Regulation of Angiogenesis in Inflammation and Non-Neoplastic Disorders
Angiogenesis and inflammation frequently occur in several non-neoplastic pathologic conditions, of which psoriasis and other skin disorders, diabetic retinopathy and rheumatoid arthritis are classic examples. Research training in this area specifically focuses on the angiogenic and inflammatory responses that occur in these pathological settings. Issues related to tissue-specific or environmental cues, endothelial cell specificity, and recruitment of inflammatory cells are particularly emphasized. Investigators who offer training in this area include: Drs.

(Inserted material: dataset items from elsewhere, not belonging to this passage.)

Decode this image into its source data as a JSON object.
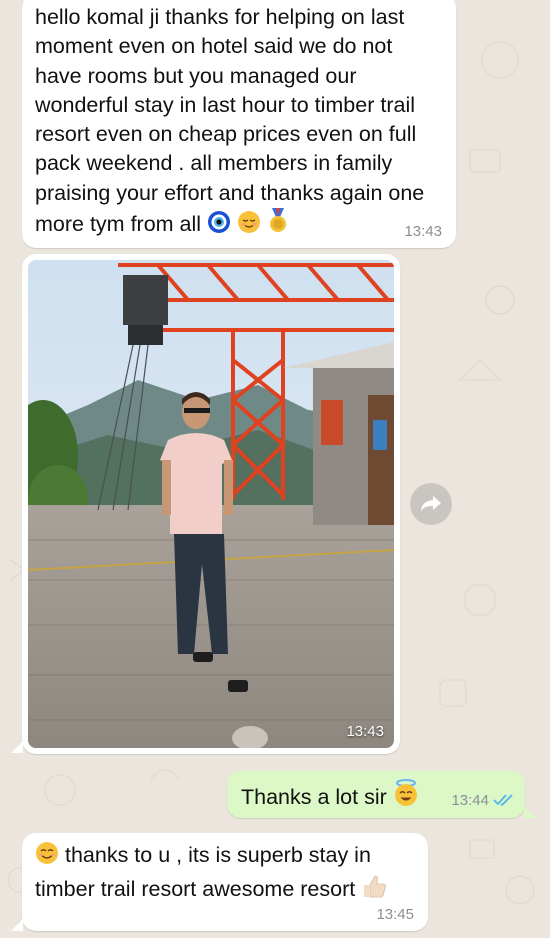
{
  "chat": {
    "messages": [
      {
        "direction": "incoming",
        "text": "hello komal ji thanks for helping on last moment even on hotel said we do not have rooms but you managed our wonderful stay in last hour to timber trail resort even on cheap prices even on full pack weekend . all members in family praising your effort and thanks again one more tym from all",
        "emojis": [
          "nazar-amulet-emoji",
          "relieved-face-emoji",
          "medal-emoji"
        ],
        "time": "13:43"
      },
      {
        "direction": "incoming",
        "type": "photo",
        "time": "13:43"
      },
      {
        "direction": "outgoing",
        "text": "Thanks a lot sir",
        "emojis": [
          "smiling-face-with-halo-emoji"
        ],
        "time": "13:44",
        "status": "read"
      },
      {
        "direction": "incoming",
        "text_before_emoji": "",
        "text": "thanks to u , its is superb stay in timber trail resort awesome resort",
        "emojis": [
          "smiling-face-emoji",
          "thumbs-up-emoji"
        ],
        "time": "13:45"
      }
    ]
  },
  "colors": {
    "incoming_bubble": "#ffffff",
    "outgoing_bubble": "#dcf8c6",
    "wallpaper": "#ebe5de",
    "read_ticks": "#4fb6ec",
    "timestamp": "#8a8f94"
  },
  "icons": {
    "forward": "forward-arrow-icon",
    "read_receipt": "double-check-icon"
  }
}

Harold Dvorak, Benjamin, Khosravi-Far, and Kirby.
Molecular Regulation of Inflammation
Research training under this subheading includes: (1) the effects of inflammatory mediators and cytokines on, and the production of inflammatory cytokines by, a variety of cell types including: endothelial cells, mast cells, basophils, neutrophils and monocytes/macrophages, (2) investigation of the molecular events that lead to vascular permeability in inflammatory responses, (3) immunoregulation of inflammation in ulcerative colitis and (4) biology of transplant rejection and immunosuppression. Drs. Ann Dvorak, Kinet, Strom and Terhorst offer mentorship in this area.

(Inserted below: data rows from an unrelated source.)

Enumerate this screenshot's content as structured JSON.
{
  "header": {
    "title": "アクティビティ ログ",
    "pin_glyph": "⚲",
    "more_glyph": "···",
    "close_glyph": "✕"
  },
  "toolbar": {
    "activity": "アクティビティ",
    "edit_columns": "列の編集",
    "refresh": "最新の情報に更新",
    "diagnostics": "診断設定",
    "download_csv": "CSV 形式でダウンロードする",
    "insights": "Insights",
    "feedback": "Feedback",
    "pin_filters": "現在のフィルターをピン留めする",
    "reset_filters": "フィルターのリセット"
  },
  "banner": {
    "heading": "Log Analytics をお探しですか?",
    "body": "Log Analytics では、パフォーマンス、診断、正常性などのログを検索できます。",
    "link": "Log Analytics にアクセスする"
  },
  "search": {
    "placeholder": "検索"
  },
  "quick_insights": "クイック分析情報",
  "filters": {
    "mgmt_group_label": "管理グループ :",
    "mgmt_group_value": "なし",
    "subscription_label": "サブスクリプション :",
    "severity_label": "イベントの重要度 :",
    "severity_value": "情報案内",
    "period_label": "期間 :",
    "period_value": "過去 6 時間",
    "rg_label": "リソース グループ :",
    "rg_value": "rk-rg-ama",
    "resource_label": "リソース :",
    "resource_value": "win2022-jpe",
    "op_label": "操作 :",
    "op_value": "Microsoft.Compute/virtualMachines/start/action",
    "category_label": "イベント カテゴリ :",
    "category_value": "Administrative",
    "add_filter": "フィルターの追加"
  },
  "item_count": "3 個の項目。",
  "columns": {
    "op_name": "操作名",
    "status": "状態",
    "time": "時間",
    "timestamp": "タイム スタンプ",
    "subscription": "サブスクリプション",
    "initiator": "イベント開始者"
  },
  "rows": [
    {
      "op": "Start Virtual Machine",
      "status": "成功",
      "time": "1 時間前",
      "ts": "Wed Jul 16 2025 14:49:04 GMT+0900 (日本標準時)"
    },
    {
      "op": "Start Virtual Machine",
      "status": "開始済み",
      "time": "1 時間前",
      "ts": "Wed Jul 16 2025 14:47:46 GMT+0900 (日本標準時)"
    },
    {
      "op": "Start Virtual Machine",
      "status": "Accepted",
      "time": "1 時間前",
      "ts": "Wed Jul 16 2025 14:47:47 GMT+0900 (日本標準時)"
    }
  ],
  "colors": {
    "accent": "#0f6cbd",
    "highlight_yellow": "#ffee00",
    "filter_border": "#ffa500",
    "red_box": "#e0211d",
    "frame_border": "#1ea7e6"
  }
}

Angiogenic Growth Factors and Their Receptors
The cellular and molecular effects of VPF/VEGF, FGF, PDGF and PIGF will be the major research focus under this subheading. Drs. Harold Dvorak, Benjamin and Sukhatme have made significant contributions to this area of research and are the faculty members who offer mentorship for trainees in this area.
Inhibitors of Vessel Growth
raining in this area includes the investigation of known endothelial inhibitory factors (e.g. several thrombospondins, platelet factor 4, etc) and the search for novel molecules that suppress angiogenesis. Specific lines of investigation are: cellular and molecular effects of inhibitors on endothelial cells, signaling pathways of inhibitors, and targeting and delivery of inhibitors to specific vascular beds. Investigators currently working in this area include Drs. Benjamin, Khosravi-Far and Lawler.

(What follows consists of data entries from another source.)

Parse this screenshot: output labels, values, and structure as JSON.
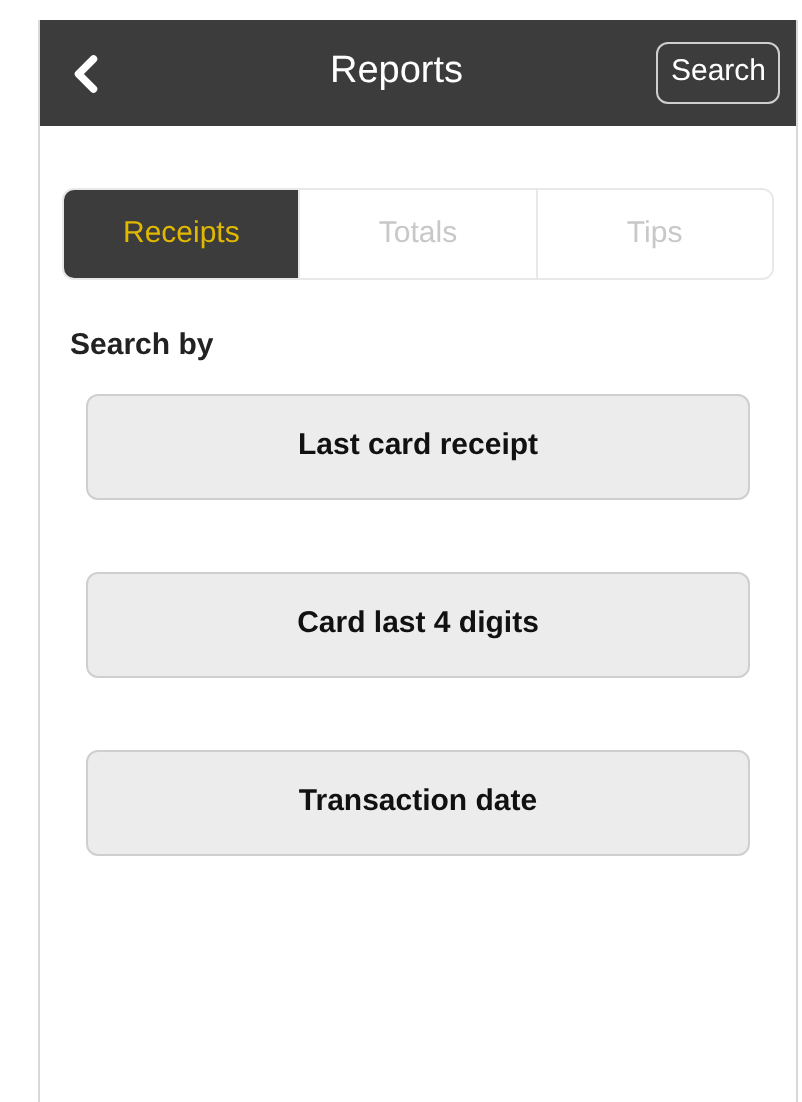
{
  "header": {
    "title": "Reports",
    "action": "Search"
  },
  "tabs": [
    {
      "label": "Receipts",
      "selected": true
    },
    {
      "label": "Totals",
      "selected": false
    },
    {
      "label": "Tips",
      "selected": false
    }
  ],
  "section_label": "Search by",
  "options": [
    "Last card receipt",
    "Card last 4 digits",
    "Transaction date"
  ]
}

Intracellular Signaling in Angiogenesis, Inflammation, Apoptosis and Metastasis
Much remains to be learned concerning the molecular signaling pathways that take place in endothelial cells during angiogenesis and/or inflammatory responses. Drs. Cantley, Kinet, Khosravi-Far, Neel, Strom, Terhorst and Toker have spent many years developing systems with which to examine intracellular signaling pathways in inflammatory cells and have made significant contributions to the field. Many of these approaches can be directly applied to vascular cells. Research fellows in this area will expand on current projects in each investigator's laboratory and will focus on the intracellular molecular events in vascular cells during angiogenesis and response to inflammation.
Tumor Cell Invasion and Metastasis
An understanding of the mechanisms that contribute to tumor invasion and metastasis is essential in deciphering the biology of tumor progression and for the development of rational and effective therapies. These mechanisms involve complex interactions between tumor and stromal cells and they are mediated, in part, by the concerted action of growth factor receptors, cell adhesion receptors and signaling molecules. The laboratories of Drs. Benjamin, Lawler and Toker offer training in this area.